As Francis Bacon once stated, "the human mind is more excited by affirmatives than negatives". And it was recently demonstrated in tweeter and published in Science: "fake news spread faster than true news".

Although we have evolved technologically and science is in the core of this evolution, the human mind did not have enough time to evolve from fantasy to skepticism. The last 500 hundred years were not enough to outrun 200.000 years of evolution. Biologically, we are believers.

The root of scientific thinking is skepticism. In science, we must have a method to overcome our predisposition to believe. This method is called the null hypothesis: we start by not believing and only change to the alternative of believe after strong evidence against chance or bias rejects the null.
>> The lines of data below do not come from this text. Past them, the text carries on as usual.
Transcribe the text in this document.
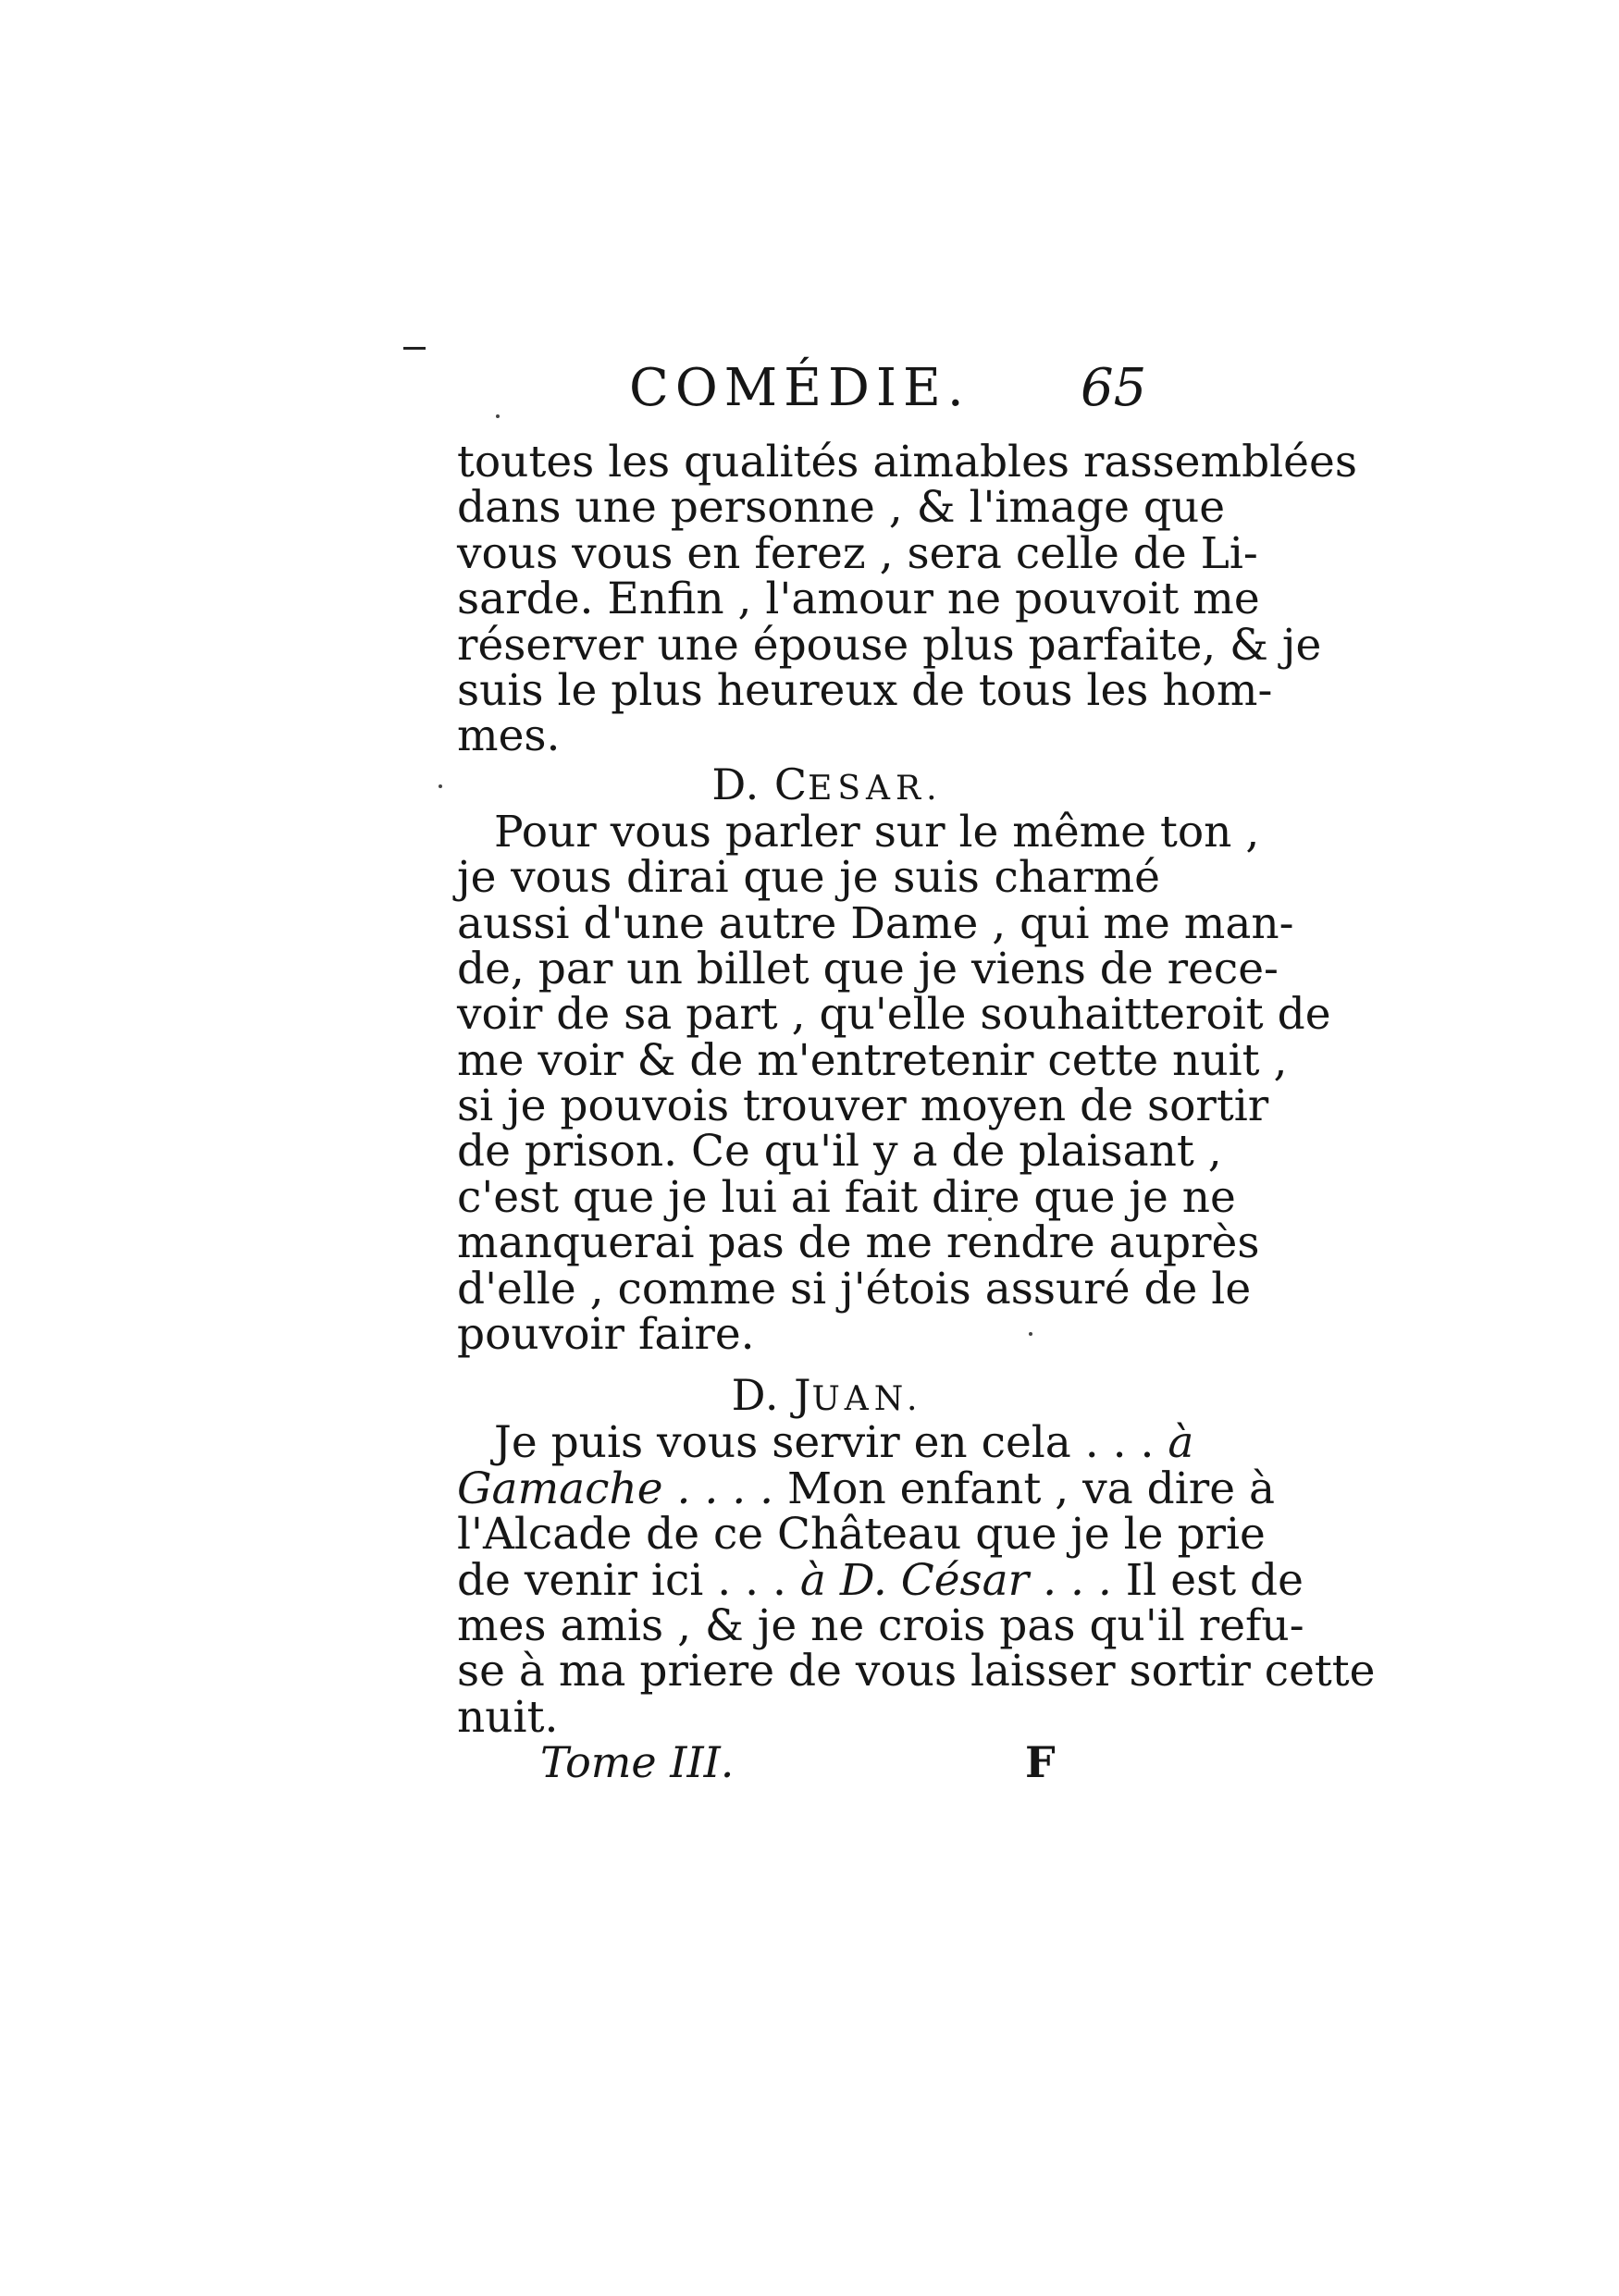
COMÉDIE. 65
toutes les qualités aimables rassemblées
dans une personne , & l'image que
vous vous en ferez , sera celle de Li-
sarde. Enfin , l'amour ne pouvoit me
réserver une épouse plus parfaite, & je
suis le plus heureux de tous les hom-
mes.
D. CESAR.
Pour vous parler sur le même ton ,
je vous dirai que je suis charmé
aussi d'une autre Dame , qui me man-
de, par un billet que je viens de rece-
voir de sa part , qu'elle souhaitteroit de
me voir & de m'entretenir cette nuit ,
si je pouvois trouver moyen de sortir
de prison. Ce qu'il y a de plaisant ,
c'est que je lui ai fait dire que je ne
manquerai pas de me rendre auprès
d'elle , comme si j'étois assuré de le
pouvoir faire.
D. JUAN.
Je puis vous servir en cela . . . à
Gamache . . . . Mon enfant , va dire à
l'Alcade de ce Château que je le prie
de venir ici . . . à D. César . . . Il est de
mes amis , & je ne crois pas qu'il refu-
se à ma priere de vous laisser sortir cette
nuit.
Tome III.	F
Being skeptical is tiresome and sometimes boring.

This is in the center of a scientific problem: the lack of reproducibility, well described by Ioannidis in his popular PLOS One article: "most published research findings are false". And we believe them.

The term "fake news" became popular two years ago and served as an alert for people, before becoming unpopular for political reasons.

With a correct understanding its meaning, the term "scientific fake news" helps against the problem of scientific reproducibility. But first, we must differentiate "scientific fake news" from "fake news".

Fake news is created by a person or small group of people with common interest. Scientific fake news is created by a system who is defective: the creators are not alone, peer-reviewers, editors, societies and readers have to approve it and spread the message with enthusiasm. And they may do it with good intention.

Fake news has a creator who knows the news is fake. In scientific fake news, the creator believe in the message, a belief reinforced by his or her confirmation bias.

Fake news has a creator with poor personal integrity. In scientific fake news, the creator suffers from scientific integrity, mediated biologically by cognitive bias.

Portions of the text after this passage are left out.